RollOnFriday ran a caption competition featuring a famous arse (not Farage) after we bumped into the epic strutter from that well-known website comparison advert.
 
We asked for the best that you could hit us with in response to this mesmerising image taken by the RoF paparazzi:

     

The top selection of captions gathered were:

"On the one hand I'm glad you can finally be yourself, on the other hand it is your father's funeral".

"Bruce Willis is trying out a new look for his latest film 'Twerk hard with a Vengeance' ".

This arse has the same problem as the Labour party in Scotland – it's a squeeze to get a seat”.

"The newsreaders' annual conference was always a chance to show off what they get away with under the desk".

MoneySuperMarket's strategy team come up with a plan to defeat Alexsandr the Meerkat ... sit on him with this”. 
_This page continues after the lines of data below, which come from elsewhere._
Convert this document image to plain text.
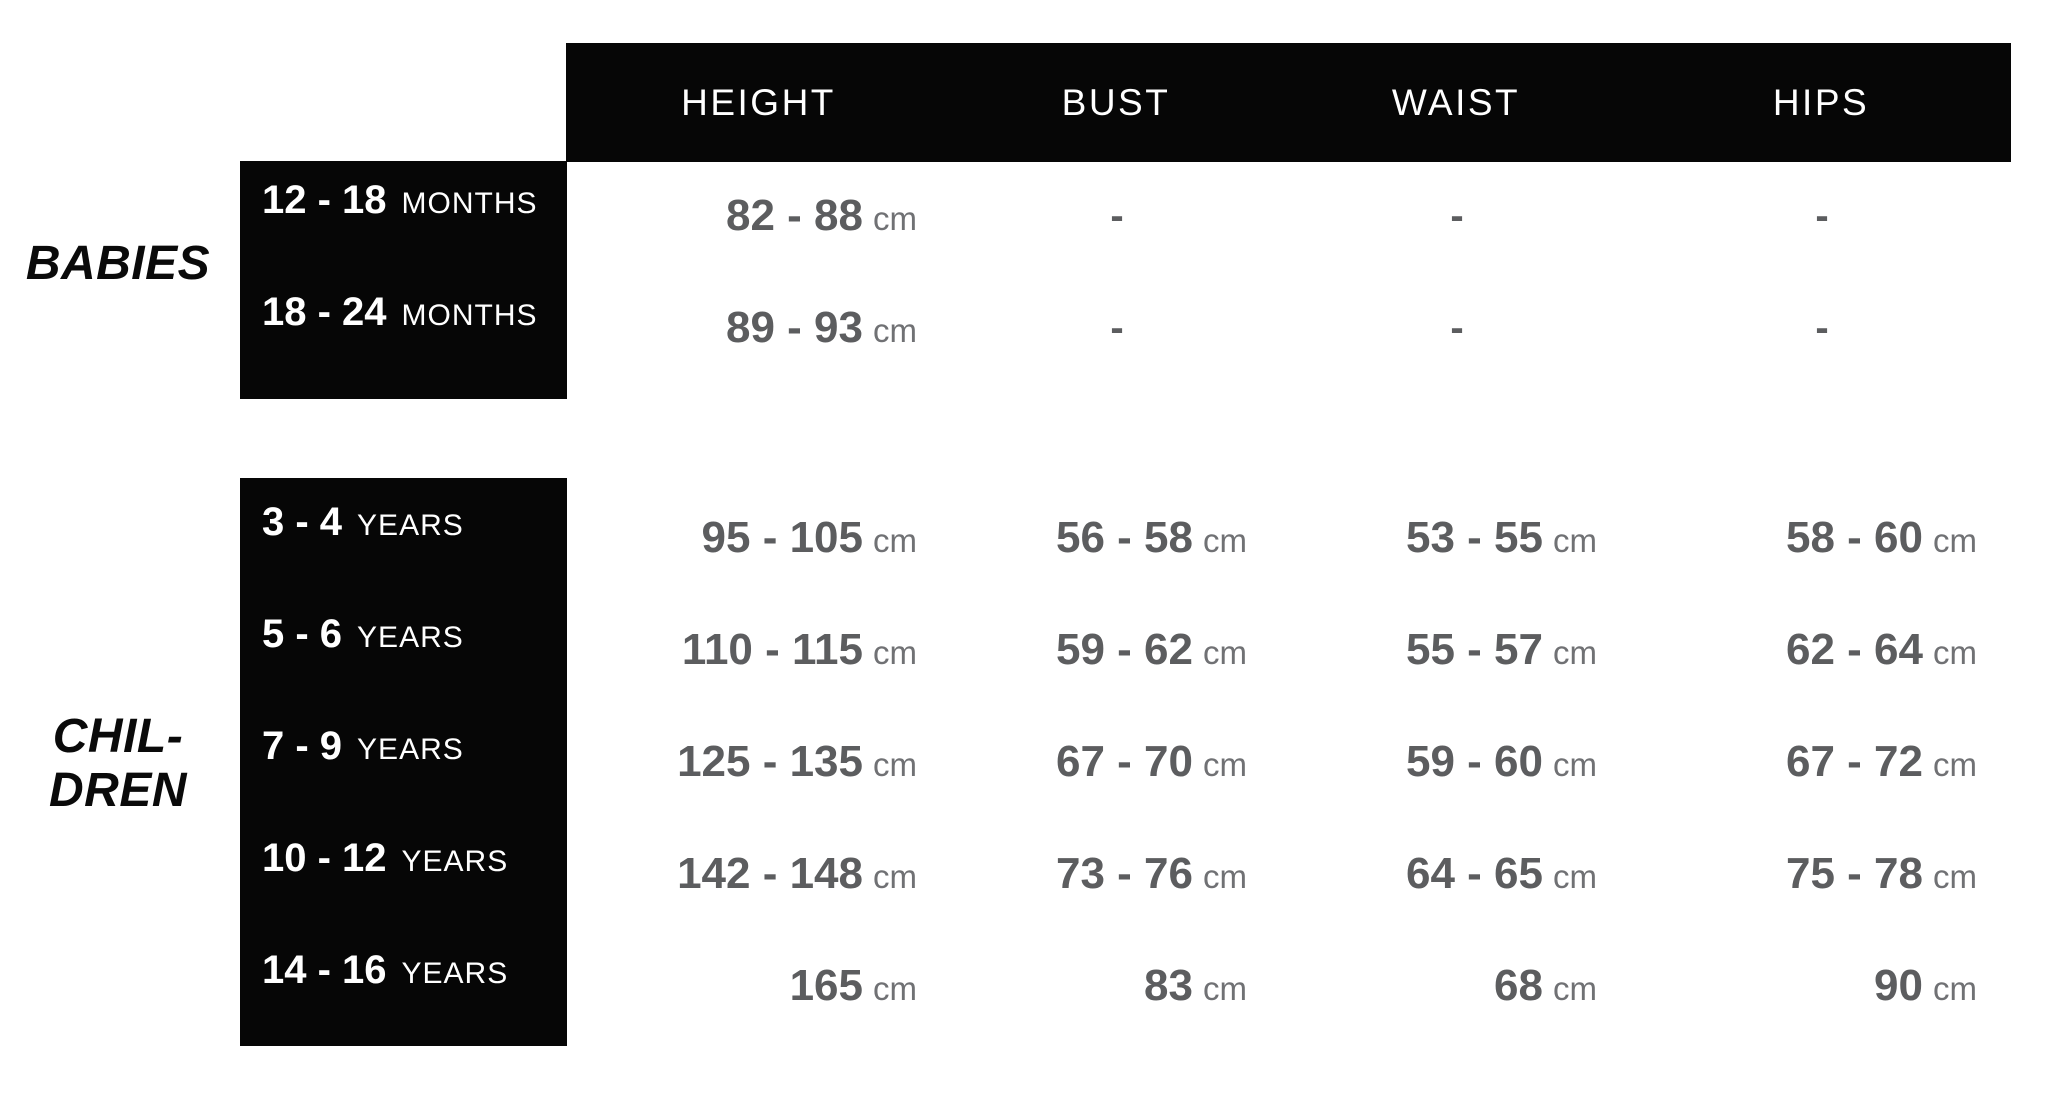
HEIGHT	BUST	WAIST	HIPS
BABIES
CHIL-
DREN
12 - 18 MONTHS	82 - 88 cm	-	-	-
18 - 24 MONTHS	89 - 93 cm	-	-	-
3 - 4 YEARS	95 - 105 cm	56 - 58 cm	53 - 55 cm	58 - 60 cm
5 - 6 YEARS	110 - 115 cm	59 - 62 cm	55 - 57 cm	62 - 64 cm
7 - 9 YEARS	125 - 135 cm	67 - 70 cm	59 - 60 cm	67 - 72 cm
10 - 12 YEARS	142 - 148 cm	73 - 76 cm	64 - 65 cm	75 - 78 cm
14 - 16 YEARS	165 cm	83 cm	68 cm	90 cm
Vin Diesel's masterstroke was to draw them in with cars and babes, then, in the ninth installment, hit them with his deeply personal story about complex gender politics”.

"Last night I dreamt I went to lay a man again".
 
Enjoy it while you can, it’s getting reduced in the next budget”.
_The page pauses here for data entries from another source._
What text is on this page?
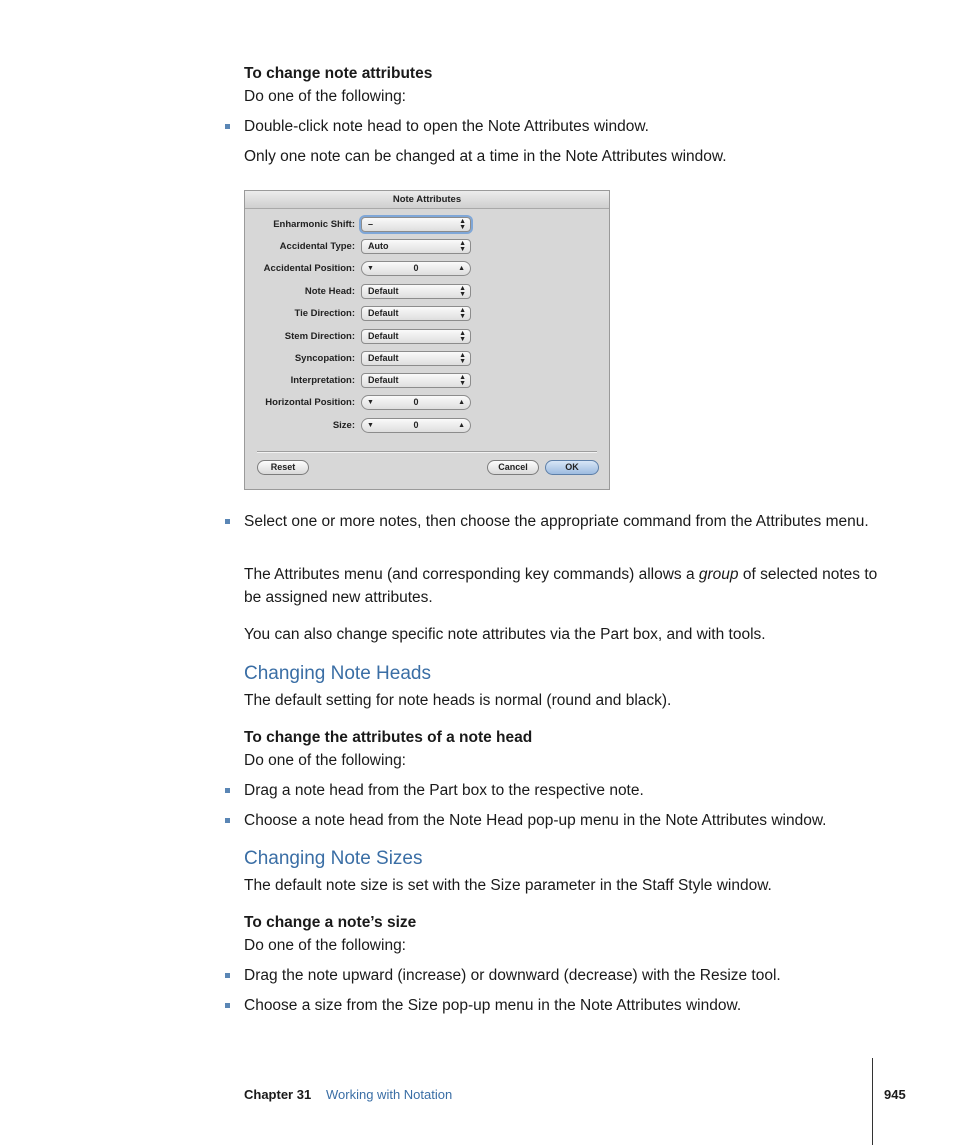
To change note attributes
Do one of the following:
Double-click note head to open the Note Attributes window.
Only one note can be changed at a time in the Note Attributes window.
Note Attributes
Enharmonic Shift:	–	▲
▼
Accidental Type:	Auto	▲
▼
Accidental Position: ▼	0	▲
Note Head:	Default	▲
▼
Tie Direction:	Default	▲
▼
Stem Direction:	Default	▲
▼
Syncopation:	Default	▲
▼
Interpretation:	Default	▲
▼
Horizontal Position: ▼	0	▲
Size: ▼	0	▲
Reset	Cancel	OK
Select one or more notes, then choose the appropriate command from the Attributes menu.
The Attributes menu (and corresponding key commands) allows a group of selected notes to be assigned new attributes.
You can also change specific note attributes via the Part box, and with tools.
Changing Note Heads
The default setting for note heads is normal (round and black).
To change the attributes of a note head
Do one of the following:
Drag a note head from the Part box to the respective note.
Choose a note head from the Note Head pop-up menu in the Note Attributes window.
Changing Note Sizes
The default note size is set with the Size parameter in the Staff Style window.
To change a note’s size
Do one of the following:
Drag the note upward (increase) or downward (decrease) with the Resize tool.
Choose a size from the Size pop-up menu in the Note Attributes window.
Chapter 31 Working with Notation	945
Unfortunately, we haven’t been able to award our fairly average prize of a law firm monopoly board to any of the above entries  - due to them being  anonymously sent in. But well done whoever you are. These are the ones written by people who owned up to them:

Do my bits look big in this?”  
And
I must get that bloody hip replacement done.

After much deliberation at RoF Towers, we hereby toss a coin and award the law firm monopoly board prize to Nigel Morrison, a partner at Grant Thornton, for his entry “I must get that bloody hip replacement done”. Well done Nigel, we hope the operation goes well.